The course went well and both the clients and the company that employed me felt they got a great deal out of it. It was of course such a privilege to be invited over by The Mountain Guide School, who are running rock climbing courses in the Picos based alongside the local guides at guiatrek. Which if you haven’t been there climbing I suggest you reconsider it as a destination, although if you don’t believe me then wait till next year when I will be based there for nearly three months.

For those that maybe haven’t been following and even those that have, my plans for a round the world trip have come together really well. I leave for South America to work for 42 days in Chile and Argentina for The Mountain Training School, I have already met a few of my students and assistants.

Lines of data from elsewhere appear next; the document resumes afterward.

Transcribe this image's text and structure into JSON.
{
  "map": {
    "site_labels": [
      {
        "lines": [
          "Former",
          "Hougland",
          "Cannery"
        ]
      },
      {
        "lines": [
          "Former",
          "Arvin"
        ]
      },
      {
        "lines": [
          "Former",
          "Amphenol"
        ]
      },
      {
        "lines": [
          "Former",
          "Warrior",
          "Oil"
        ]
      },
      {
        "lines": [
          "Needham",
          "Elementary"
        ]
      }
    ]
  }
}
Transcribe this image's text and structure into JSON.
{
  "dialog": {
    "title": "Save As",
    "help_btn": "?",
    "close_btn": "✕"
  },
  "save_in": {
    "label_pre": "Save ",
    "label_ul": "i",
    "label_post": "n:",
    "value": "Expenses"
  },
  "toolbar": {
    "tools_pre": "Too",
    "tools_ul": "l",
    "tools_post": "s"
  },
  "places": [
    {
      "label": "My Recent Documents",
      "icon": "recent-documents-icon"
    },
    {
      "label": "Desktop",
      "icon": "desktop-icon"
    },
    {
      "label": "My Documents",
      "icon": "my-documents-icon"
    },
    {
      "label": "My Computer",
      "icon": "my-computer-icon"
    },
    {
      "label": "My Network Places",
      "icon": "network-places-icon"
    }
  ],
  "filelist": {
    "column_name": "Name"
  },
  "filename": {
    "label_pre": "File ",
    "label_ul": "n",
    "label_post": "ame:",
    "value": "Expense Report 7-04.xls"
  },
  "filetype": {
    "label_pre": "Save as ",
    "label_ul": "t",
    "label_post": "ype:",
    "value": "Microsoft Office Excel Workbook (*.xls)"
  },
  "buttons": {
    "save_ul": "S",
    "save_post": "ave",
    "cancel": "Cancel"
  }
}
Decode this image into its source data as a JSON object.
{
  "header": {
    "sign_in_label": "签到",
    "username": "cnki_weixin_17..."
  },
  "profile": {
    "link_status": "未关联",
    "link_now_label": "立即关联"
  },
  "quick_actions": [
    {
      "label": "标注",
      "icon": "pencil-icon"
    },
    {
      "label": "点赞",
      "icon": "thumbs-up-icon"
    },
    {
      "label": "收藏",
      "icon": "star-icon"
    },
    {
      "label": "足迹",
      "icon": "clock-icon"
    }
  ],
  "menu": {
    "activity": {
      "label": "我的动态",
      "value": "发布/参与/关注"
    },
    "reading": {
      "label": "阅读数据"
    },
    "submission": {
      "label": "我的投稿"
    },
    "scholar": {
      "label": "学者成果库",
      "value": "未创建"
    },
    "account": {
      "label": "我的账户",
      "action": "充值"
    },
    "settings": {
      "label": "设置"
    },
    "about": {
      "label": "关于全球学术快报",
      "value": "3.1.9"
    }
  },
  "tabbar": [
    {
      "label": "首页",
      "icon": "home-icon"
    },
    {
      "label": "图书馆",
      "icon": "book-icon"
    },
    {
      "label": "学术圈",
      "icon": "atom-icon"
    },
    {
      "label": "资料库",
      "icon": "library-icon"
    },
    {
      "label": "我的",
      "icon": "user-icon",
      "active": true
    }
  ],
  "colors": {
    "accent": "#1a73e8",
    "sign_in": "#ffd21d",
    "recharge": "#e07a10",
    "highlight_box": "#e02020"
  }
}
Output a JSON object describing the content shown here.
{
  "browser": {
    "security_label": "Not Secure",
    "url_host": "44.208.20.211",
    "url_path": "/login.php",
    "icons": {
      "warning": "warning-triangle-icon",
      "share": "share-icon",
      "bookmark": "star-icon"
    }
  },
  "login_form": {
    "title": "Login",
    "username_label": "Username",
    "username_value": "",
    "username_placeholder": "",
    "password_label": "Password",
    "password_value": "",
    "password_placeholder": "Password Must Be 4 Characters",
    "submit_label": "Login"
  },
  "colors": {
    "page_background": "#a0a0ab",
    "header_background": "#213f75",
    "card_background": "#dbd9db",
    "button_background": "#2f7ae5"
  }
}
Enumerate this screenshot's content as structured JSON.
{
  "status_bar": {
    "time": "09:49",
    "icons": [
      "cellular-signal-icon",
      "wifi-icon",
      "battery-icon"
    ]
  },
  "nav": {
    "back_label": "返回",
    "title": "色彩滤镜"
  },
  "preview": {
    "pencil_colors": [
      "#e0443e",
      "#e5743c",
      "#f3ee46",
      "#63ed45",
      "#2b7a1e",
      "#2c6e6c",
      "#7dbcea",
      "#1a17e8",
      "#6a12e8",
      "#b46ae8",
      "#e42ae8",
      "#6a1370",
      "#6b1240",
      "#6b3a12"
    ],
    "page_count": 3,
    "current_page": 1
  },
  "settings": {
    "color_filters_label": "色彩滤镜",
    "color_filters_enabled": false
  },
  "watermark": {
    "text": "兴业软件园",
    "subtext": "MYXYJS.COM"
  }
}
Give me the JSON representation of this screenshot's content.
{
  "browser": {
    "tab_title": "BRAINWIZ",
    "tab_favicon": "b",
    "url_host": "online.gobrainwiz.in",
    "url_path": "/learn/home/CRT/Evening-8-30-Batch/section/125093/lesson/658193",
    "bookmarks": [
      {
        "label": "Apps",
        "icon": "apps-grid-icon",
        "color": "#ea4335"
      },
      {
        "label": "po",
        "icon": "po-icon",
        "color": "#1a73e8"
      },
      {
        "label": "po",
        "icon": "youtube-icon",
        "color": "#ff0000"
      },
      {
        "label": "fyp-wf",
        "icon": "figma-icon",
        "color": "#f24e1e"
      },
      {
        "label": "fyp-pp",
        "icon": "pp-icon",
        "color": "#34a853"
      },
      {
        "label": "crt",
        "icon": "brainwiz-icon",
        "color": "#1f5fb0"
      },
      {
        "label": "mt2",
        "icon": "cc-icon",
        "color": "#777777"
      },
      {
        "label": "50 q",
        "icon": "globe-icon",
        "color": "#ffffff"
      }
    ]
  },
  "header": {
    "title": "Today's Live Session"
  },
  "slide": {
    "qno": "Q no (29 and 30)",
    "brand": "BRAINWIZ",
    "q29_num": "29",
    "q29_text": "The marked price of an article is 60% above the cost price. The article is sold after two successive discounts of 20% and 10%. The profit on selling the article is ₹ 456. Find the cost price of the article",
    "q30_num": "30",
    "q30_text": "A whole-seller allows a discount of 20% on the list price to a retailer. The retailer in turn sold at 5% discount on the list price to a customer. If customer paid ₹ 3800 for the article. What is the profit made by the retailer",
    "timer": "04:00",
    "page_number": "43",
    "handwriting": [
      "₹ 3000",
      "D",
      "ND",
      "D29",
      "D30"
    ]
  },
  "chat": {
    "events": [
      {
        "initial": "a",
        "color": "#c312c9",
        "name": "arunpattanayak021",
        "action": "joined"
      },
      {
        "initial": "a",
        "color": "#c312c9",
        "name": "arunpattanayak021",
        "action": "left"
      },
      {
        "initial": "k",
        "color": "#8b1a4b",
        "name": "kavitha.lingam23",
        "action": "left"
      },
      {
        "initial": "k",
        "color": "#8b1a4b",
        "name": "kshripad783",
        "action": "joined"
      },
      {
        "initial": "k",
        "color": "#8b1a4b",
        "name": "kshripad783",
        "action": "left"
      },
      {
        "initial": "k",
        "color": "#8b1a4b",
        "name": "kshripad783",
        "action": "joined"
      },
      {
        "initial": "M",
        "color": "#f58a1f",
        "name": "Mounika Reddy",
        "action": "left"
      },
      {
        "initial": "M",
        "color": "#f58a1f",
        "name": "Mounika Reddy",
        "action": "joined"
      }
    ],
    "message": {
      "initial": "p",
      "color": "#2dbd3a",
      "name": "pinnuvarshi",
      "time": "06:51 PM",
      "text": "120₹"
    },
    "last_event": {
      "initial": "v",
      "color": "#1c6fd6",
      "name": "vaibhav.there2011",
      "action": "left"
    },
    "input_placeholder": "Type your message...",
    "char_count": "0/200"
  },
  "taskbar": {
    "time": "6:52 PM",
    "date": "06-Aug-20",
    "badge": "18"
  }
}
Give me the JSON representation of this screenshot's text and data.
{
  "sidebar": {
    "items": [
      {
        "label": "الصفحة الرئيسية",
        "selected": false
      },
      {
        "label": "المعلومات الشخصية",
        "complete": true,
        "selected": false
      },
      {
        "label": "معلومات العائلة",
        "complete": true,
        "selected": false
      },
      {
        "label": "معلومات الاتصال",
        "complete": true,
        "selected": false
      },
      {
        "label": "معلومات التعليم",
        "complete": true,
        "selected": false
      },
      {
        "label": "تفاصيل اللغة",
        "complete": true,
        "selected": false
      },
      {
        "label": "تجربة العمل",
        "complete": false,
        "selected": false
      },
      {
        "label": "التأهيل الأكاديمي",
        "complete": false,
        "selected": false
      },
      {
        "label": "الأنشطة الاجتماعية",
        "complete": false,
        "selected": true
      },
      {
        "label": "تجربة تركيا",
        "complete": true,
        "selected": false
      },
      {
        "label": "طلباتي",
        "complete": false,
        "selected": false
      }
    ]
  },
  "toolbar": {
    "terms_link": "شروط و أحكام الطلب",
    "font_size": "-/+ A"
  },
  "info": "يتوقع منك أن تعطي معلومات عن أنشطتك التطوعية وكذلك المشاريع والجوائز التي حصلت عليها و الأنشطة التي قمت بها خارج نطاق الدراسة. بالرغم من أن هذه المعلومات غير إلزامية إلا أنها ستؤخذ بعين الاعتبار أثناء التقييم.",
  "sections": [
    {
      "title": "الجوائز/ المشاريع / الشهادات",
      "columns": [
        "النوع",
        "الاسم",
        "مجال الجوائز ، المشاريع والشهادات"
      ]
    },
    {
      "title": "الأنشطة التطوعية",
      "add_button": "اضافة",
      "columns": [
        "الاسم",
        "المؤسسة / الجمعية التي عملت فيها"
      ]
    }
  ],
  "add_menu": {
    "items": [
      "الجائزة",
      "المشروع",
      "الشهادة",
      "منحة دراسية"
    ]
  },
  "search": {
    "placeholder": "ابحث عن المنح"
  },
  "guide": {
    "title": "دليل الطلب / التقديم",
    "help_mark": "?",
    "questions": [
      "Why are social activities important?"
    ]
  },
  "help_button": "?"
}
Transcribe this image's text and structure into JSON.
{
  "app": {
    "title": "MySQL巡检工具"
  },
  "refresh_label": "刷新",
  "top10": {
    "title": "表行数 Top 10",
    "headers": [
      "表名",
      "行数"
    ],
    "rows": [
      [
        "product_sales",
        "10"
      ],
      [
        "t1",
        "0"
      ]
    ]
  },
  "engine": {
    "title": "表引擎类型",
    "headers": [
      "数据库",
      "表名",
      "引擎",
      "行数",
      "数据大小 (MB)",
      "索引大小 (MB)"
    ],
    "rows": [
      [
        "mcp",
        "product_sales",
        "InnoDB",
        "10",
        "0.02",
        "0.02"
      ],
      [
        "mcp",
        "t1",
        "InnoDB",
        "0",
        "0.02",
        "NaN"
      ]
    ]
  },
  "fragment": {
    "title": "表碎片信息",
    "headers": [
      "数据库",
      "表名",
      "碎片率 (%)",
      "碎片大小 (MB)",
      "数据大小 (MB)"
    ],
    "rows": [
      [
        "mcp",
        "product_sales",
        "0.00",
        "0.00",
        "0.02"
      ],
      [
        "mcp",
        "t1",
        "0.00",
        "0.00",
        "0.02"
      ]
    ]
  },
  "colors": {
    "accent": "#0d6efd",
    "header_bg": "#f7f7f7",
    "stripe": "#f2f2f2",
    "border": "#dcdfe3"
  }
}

I am hoping that during that course we can explore the local crags of Coyhaique again, as well as travel up to Bariloche, Esquel and fingers crossed Cochamo. The last place we never visited on the first trip there despite this being one of the places I have dreamt of going for year, I have heard that subsequent courses have made it there and even put up a new route.

Cochamo was first climbed on by Cripin Waddy and a few other British climbers. I hear they are trying to develop the place more and more, with easier shorter routes as well as the major wall.

As soon as I finish I fly back to Santiago and start a journey north through south america with a aim to climb Mont Llullaillaco, visit Potosi and Machu Pinchu. If there is time then a quick surf and an attempt at Chimborazo.

I then fly back to the UK, where I have ten days off before I head back out to Picos Du Europa for a 21 day intro to rock climbing course again for the Mountain Training School. I then have a month and a half off when I am hoping to do a little tour of Europe and classic mountaineering and climbing routes before heading back to the Picos again for a 42 day climbing course finishing in July.

After that I do plan to return to the UK for some ‘time off’ and some more climbing. With the idea of heading to the USA to climb some more of their classic routes in sept/oct/november. In particular I want to climb the Devil’s Tower the route made famous in Close Encounters of the Third Kind.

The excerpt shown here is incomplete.